Thursday, June 30, 2011

Coll is beginning tom.. im jittery.

xxx

I have a strange liking for Nice biscuits and Gems.

Wednesday, June 29, 2011

In real life, not in the movies, can one actually find someone who loves them and would do things for them?

xxx

If someone could pick just one person in the whole world, would they pick me?
Would someone I like pick me?

And not change their mind about me.

Would someone ever like me enough to want to marry me?
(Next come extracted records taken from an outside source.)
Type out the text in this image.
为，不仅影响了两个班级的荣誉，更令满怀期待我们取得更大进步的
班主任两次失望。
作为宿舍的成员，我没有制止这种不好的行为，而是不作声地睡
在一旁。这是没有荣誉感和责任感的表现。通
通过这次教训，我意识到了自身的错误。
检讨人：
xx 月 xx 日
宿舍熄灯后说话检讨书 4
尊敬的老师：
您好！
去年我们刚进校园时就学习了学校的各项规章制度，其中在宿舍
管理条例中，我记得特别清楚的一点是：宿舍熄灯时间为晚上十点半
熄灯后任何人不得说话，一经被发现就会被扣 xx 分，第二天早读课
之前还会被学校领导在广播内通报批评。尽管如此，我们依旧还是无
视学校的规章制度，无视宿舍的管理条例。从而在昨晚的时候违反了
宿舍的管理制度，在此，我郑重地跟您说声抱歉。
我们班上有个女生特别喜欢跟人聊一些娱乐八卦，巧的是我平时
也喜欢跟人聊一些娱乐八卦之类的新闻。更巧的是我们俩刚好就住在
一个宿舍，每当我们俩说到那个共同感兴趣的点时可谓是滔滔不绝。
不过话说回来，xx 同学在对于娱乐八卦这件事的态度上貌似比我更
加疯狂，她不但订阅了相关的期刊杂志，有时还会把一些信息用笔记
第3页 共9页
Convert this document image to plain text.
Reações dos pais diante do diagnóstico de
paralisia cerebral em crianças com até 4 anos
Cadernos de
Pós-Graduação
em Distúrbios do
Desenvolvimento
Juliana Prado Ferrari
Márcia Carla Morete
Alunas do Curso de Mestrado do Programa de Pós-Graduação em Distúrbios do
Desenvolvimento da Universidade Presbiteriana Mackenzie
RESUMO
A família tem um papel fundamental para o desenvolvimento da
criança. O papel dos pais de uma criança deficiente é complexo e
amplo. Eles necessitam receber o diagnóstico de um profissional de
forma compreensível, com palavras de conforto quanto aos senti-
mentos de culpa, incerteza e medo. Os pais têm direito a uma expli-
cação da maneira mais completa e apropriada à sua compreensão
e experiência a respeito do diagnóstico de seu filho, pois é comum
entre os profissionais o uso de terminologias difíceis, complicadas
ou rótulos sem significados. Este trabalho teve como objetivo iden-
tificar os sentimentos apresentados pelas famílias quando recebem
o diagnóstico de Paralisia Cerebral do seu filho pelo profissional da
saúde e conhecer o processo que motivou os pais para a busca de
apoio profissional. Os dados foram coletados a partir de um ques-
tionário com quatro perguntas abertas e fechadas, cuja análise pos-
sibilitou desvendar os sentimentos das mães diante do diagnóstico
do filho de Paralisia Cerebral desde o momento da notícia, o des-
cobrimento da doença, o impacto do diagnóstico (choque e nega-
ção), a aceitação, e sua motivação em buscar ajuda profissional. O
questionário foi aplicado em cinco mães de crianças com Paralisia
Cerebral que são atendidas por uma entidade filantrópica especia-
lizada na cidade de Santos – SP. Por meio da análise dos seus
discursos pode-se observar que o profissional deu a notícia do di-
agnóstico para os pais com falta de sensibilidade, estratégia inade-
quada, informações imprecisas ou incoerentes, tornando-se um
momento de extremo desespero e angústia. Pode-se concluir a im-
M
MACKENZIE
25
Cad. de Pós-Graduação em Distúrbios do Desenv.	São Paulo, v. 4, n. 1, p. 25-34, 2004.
I mean I don't even know if its real.
Would I ever go in for botox?


Absolutely not!!!!!



(Im waiting for them to come up with something better)

Tuesday, June 28, 2011

And do not assume that you know who I think is gay. I have not given out any clues.

Wednesday, June 15, 2011

He’s not going to be there for you and he doesn’t want to be there for u. Understand that silly girl.




He does not want you.



I thought that if someone really knew me he would be heels over head in love with me. But that does not seem to happen. People who don’t know me much like me. Maybe I think I am more wonderful than I really am.

Everytime I msg JAF now, i am afraid that he will think that i am getting after him.. not giving him any breathing room.

But im not.
That is not my intention.

See, at least you(reader) now know that.

Tuesday, June 14, 2011

I started eating again! And I haven't put on weight!
As yet.

I won't. And if I do, I can lose it.

I feel more normal now.

xxx

Wow.
And did I do this for myself?

Well, I am happier. But I did for someone else.
I did it for someone who does not even exist in my life at the moment (or maybe he does).
I did it so that someone would like me, better, because I was more normal now. Because I had one problem less.

So a new prospective person will now meet a Malavika who eats normally, almost.
Who eats at least.

Then the new prospective hypothetical person will have one less reason to not like me.

xxx

I sometimes feel like my only ambition in life has been to find someone to get married to.
I have had short term goals.. like coming first in everything I attempt, but my one long term goal has been to find the right person and get hitched.

I don't want perfect, anymore, I just want nice, some similar interests, and a means to support present std of living.
I don't want financial worries. And im just saying at least present std of living.

xxx

Maybe I did actually start eating for myself actually. Because there is no one there to do it for. Maybe I really do love myself and don't know it as yet.